However, examinations by the present inventors have revealed that sufficient characteristics cannot be obtained in any case, and that each has the following problems.

Regarding (A), the biaxially oriented polyethylene terephthalate film is excellent in heat resistance and fragrance retention, but is insufficient in moldability and whitening of the film (generation of minute cracks) in canning with large deformation. Breakage occurs.

Regarding (B), since it is an amorphous or extremely low-crystalline aromatic polyester film, the moldability is good, but the fragrance retention is inferior, and after printing after can-making, retort sterilization, etc. The film is easily embrittled by the treatment and is easily broken by the impact from the outside of the can.

As for (C), the effect is not exerted in the intermediate region between the above (A) and (B). However, since the isotropy of the film surface is not ensured, it can be used as in can making (deep drawing). When deformation is performed in all directions, the formability in a specific direction of the film may be insufficient.

<Means for Solving the Problems> The present inventors have further conducted intensive studies to develop a polyester film for can-making without these problems.
The present invention has been reached.

That is, the present invention contains spherical particles having an average particle diameter of 2.5 μm or less, a relative standard deviation of 0.3 or less, and a particle diameter (major axis / minor axis) of 1.0 to 1.2, and a melting point of 210 to 1.2. Two
It is made of 45 ° C copolymerized polyester, the refractive index in the film thickness direction is 1.505 to 1.545, the refractive index in the film surface direction is 1.61 to 1.66 in all directions, and the subpeak by DSC is 150 to 205 ° C. It is a polyester film for metal lamination forming.
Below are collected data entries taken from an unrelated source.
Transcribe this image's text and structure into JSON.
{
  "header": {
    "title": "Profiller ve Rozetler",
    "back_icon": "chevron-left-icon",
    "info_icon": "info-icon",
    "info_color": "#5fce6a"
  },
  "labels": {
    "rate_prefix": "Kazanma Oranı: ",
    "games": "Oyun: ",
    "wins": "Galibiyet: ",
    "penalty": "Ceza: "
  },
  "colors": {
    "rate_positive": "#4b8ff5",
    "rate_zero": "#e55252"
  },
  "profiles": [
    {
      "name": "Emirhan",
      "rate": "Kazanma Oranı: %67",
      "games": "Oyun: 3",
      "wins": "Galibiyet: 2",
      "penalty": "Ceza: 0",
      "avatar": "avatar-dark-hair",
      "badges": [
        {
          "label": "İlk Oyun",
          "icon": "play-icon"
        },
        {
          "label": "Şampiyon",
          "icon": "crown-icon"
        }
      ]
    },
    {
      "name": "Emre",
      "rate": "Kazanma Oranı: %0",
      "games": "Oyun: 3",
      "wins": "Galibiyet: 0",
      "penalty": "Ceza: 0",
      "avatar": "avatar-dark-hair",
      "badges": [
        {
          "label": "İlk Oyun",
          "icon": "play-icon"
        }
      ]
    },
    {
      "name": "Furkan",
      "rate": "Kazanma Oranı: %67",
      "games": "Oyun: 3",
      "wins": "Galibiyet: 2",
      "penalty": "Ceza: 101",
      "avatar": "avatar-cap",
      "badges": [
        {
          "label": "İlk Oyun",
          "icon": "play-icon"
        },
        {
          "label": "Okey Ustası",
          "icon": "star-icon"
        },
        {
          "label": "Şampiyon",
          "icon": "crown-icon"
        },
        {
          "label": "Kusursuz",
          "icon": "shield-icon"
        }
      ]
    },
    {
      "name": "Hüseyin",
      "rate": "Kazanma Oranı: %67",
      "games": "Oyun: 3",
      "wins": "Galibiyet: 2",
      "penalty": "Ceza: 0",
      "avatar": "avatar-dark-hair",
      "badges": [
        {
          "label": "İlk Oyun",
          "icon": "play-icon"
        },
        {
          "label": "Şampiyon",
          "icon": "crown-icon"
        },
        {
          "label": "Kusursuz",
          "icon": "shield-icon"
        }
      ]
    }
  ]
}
Representative examples of the copolymerized polyester in the present invention include copolymerized polyethylene terephthalate.
This copolymer component may be an acid component or an alcohol component.
Examples of the acid component include aromatic dibasic acids such as isophthalic acid, phthalic acid, and naphthalenedicarboxylic acid; aliphatic dicarboxylic acids such as adipic acid, azelaic acid, sebacic acid, and decane dicarboxylic acid; and alicyclic rings such as cyclohexanedicarboxylic acid. Examples of the alcohol component include aliphatic diols such as butanediol and hexanediol, and alicyclic diols such as cyclohexanedimethanol. These can be used alone or in combination of two or more.

The proportion of the copolymer component depends on the type thereof, and as a result, the polymer melting point is in the range of 210 to 245 ° C, preferably 215 to 240 ° C, and more preferably 220 to 235 ° C. When the melting point of the polymer is less than 210 ° C., the heat resistance is inferior, so that it cannot withstand the heating in printing after can production. On the other hand, the polymer melting point
When the temperature exceeds 245 ° C., the crystallinity of the polymer is too large and the moldability is impaired.

Here, the melting point of polyester is measured by Du Pont Instru
The method is to determine the melting peak at a heating rate of 20 ° C./min using ments 910 DSC. The sample amount is about 20 mg.

The copolymer polyester in the present invention has an average particle size of 2.
It contains spherical particles (spherical lubricant) having a particle size ratio (major axis / minor axis) of 1.0 to 1.2 with a relative standard deviation of 0.3 or less at 5 μm or less.

If the average particle size exceeds 2.5 μm, coarse particles (for example, 10 μm
The above particles) serve as a starting point, which is not preferable because pinholes are formed or broken in some cases.

The particle size ratio (major axis / minor axis) of the lubricant particles is 1.0 to 1.2, and this particle size ratio improves the pinhole resistance as well as the average particle size of 2.5 μm or less. Examples of such a spherical lubricant include spherical silica, spherical titanium oxide, spherical zirconium, and spherical silicone particles.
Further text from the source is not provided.